O Acadêmico e editor-chefe dos Anais da Academia Brasileira de Ciências (AABC), Alexander Kellner, diretor do Museu Nacional, conta sobre o estudo do qual participou que acaba de ganhar a capa da Revista Nature. Confira na coluna para o Ciência Hoje:
Ano após ano, as descobertas no campo da paleontologia têm surpreendido e, muitas vezes, ajudado a reescrever a história evolutiva de alguns grupos de organismos que viveram há milhões de anos. Um dos países que mais têm contribuído com descobertas sensacionais é a China. Porém, mesmo que em menor escala, fósseis encontrados no Brasil têm despertado cada vez mais a atenção da comunidade científica mundial. É o caso do Venetoraptor gassenae, um réptil extinto com um metro de comprimento encontrado em rochas formadas há cerca de 230 milhões de anos na região onde hoje fica o Rio Grande do Sul.

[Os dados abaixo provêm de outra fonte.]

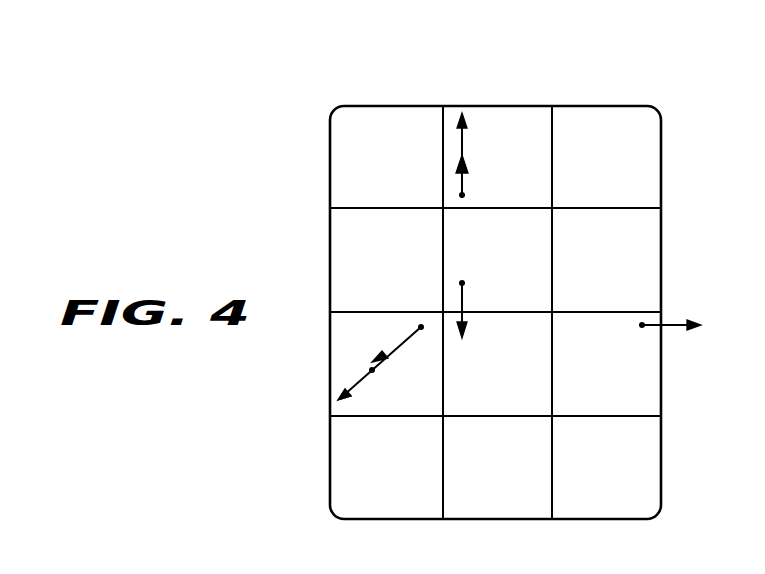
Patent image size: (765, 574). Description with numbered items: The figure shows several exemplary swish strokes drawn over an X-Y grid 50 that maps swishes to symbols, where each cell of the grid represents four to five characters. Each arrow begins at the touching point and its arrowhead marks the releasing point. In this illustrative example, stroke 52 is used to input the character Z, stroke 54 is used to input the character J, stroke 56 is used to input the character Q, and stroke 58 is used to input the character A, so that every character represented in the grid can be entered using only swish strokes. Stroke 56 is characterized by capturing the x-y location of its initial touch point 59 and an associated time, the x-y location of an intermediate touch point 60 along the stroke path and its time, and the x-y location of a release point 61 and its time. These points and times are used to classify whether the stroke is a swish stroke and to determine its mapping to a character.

The X-Y grid 50 is at (478, 78).
The stroke 52 is at (675, 318).
The stroke 54 is at (460, 299).
The stroke 56 is at (375, 350).
The stroke 58 is at (458, 133).
The initial touch point 59 is at (419, 326).
The intermediate touch point 60 is at (372, 370).
The release point 61 is at (336, 400).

Classificado no grupo Lagerpetidae, Venetoraptor exibe uma anatomia bem distinta daquela comum a todos os répteis triássicos – alguns considerados precursores dos dinossauros e dos pterossauros. Liderado por Rodrigo Müller, do Centro de Apoio à Pesquisa Paleontológica da Quarta Colônia (CAPPA), da Universidade Federal de Santa Maria, no Rio Grande do Sul, o estudo que resultou na descrição da espécie contou com a participação de paleontólogos brasileiros (inclusive do autor desta coluna), argentinos e norte-americanos e foi escolhido para a capa da prestigiosa revista Nature – algo que não ocorre todos os dias…
Uma combinação inesperada
O Venetoraptor gassenae foi encontrado no sítio fossilífero Buriol, situado no distrito de Vale Vêneto, pertencente ao município de São João do Polêsine, no Rio Grande do Sul. O nome do animal vem da junção de Vêneto com raptor (do latim), em alusão ao possível hábito predador desse réptil. Já o termo que identifica a espécie é uma homenagem à Sra. Valserina Gassen, grande incentivadora do CAPPA/UFSM.

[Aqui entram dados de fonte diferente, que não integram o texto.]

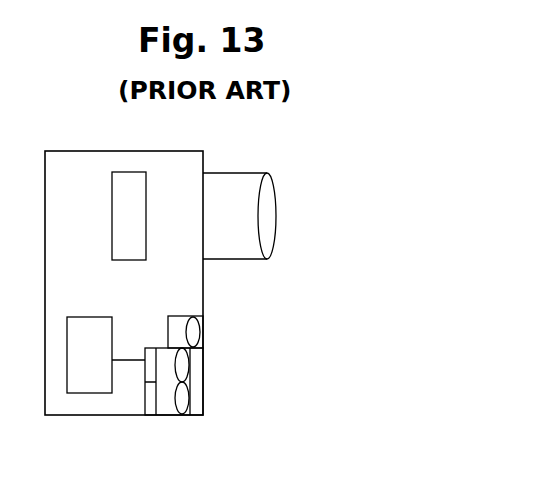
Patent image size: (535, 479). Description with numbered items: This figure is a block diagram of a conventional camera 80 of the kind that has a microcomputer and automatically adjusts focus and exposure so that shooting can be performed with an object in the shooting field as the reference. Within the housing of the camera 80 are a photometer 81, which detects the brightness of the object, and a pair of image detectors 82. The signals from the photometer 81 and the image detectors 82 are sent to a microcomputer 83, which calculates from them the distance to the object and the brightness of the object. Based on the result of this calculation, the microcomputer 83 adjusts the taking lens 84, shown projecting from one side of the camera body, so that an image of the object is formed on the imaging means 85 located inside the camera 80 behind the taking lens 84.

Apesar de esse réptil ser conhecido apenas por um único esqueleto incompleto, com partes do crânio, ponta da mandíbula, algumas vértebras de diferentes regiões da coluna e alguns ossos de braço, mão, perna e pé, suas características anatômicas causaram surpresa. A começar pelo crânio, que apresenta na ponta um bico alto e curvado, feição que somente apareceu nos dinossauros 80 milhões de anos mais tarde. Além disso, tanto a região do bico quanto a ponta da mandíbula têm uma série de orifícios (forames) que sugerem que eram revestidos por uma camada córnea (ranfoteca). Essa estrutura é semelhante à encontrada em aves, como os falconiformes, que utilizam o bico para esfacelar carne, ou os psitacídeos, que quebram frutificações envoltas em uma casca dura. Venetoraptor deve ter tido dentes de pequeno tamanho, como já foi reportado em outros lagerpetídeos – embora essas estruturas não tenham sido encontradas.

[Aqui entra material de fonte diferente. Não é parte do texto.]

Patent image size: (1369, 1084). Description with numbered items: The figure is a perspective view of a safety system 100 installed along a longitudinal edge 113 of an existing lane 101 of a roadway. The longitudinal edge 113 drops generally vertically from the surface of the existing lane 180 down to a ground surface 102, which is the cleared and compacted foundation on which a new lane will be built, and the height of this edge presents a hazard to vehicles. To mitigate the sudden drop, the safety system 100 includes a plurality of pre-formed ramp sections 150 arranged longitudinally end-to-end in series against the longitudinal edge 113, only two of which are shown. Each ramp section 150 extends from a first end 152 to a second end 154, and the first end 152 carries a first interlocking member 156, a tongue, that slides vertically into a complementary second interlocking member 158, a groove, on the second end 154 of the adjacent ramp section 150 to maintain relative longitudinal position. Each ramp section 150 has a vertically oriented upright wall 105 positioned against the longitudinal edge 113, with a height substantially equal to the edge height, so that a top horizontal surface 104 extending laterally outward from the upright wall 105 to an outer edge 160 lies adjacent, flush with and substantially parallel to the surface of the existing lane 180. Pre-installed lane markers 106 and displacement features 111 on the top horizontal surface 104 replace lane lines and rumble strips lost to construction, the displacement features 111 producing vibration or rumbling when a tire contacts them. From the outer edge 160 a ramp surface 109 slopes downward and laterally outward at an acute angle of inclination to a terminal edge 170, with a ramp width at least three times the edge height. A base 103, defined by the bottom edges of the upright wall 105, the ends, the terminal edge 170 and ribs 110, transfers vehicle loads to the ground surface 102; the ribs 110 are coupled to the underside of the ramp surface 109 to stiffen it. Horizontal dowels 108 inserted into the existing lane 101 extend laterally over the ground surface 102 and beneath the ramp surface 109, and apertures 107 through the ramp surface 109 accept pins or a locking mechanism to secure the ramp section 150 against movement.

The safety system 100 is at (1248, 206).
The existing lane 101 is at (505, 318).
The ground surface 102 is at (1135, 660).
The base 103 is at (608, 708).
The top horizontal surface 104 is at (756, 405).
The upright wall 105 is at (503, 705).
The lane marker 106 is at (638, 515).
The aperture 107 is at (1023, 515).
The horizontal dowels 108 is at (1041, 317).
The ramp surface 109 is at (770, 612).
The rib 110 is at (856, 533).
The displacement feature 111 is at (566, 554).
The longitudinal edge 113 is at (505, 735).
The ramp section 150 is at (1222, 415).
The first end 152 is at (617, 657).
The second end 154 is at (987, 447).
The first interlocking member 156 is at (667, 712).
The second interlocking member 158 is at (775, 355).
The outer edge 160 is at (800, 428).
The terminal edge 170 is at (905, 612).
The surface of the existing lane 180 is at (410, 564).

A característica anatômica que mais chamou a atenção foi o tamanho das mãos do novo réptil – proporcionalmente bem maiores do que as de outras espécies e com garras longas e recurvadas, lembrando foices. Confesso que, quando vi a reconstrução do esqueleto, pensei em apelidar a nova espécie de Freddy Krueger do Triássico!
Outra feição de destaque foi encontrada na região metacarpal (ossos localizados entre as falanges dos dedos e o punho), onde o metacarpal IV é mais longo do que os demais, o que difere Venetoraptor dos outros lagerpetídeos. O mesmo ocorre nos pterossauros, sendo que, nesses répteis alados, o metacarpal IV é muito mais espesso e robusto.
Novas hipóteses
Com base na descoberta desse exemplar, os pesquisadores puderam fazer novas suposições sobre a história evolutiva dos répteis do Triássico. Para começar, Venetoraptor foi encontrado no mesmo depósito que o lagerpetídeo Ixalerpeton – que não possui bico –, sugerindo que ambos coexistiram, juntamente com alguns dos primeiros dinossauros. Ou seja, havia na região de Vale Vêneto duas espécies de lagerpetídeos que, a julgar pelas morfologias bem distintas, tinham diferentes hábitos.
O fato de Venetoraptor ter as mãos muito desenvolvidas demonstra que esse réptil não deveria assumir uma postura obrigatoriamente quadrúpede. Esse também é o caso de outros répteis precursores dos dinossauros e pterossauros. A maior liberdade de braços e mãos pode ter sido o principal agente para a diversificação e as modificações dos membros anteriores nesses grupos, de modo que se adaptassem para exercer distintas funções. Tais modificações foram variando ao longo do tempo: em alguns animais, o número de dígitos nas mãos diminuiu; em outros, os dígitos se alongaram, até chegar à hipertrofia do quarto dígito, que forma a base principal da asa dos pterossauros. No caso do Venetoraptor, os grandes dedos das mãos e as garras podem ter sido utilizados para manipulação da caça, bem como para subir em árvores.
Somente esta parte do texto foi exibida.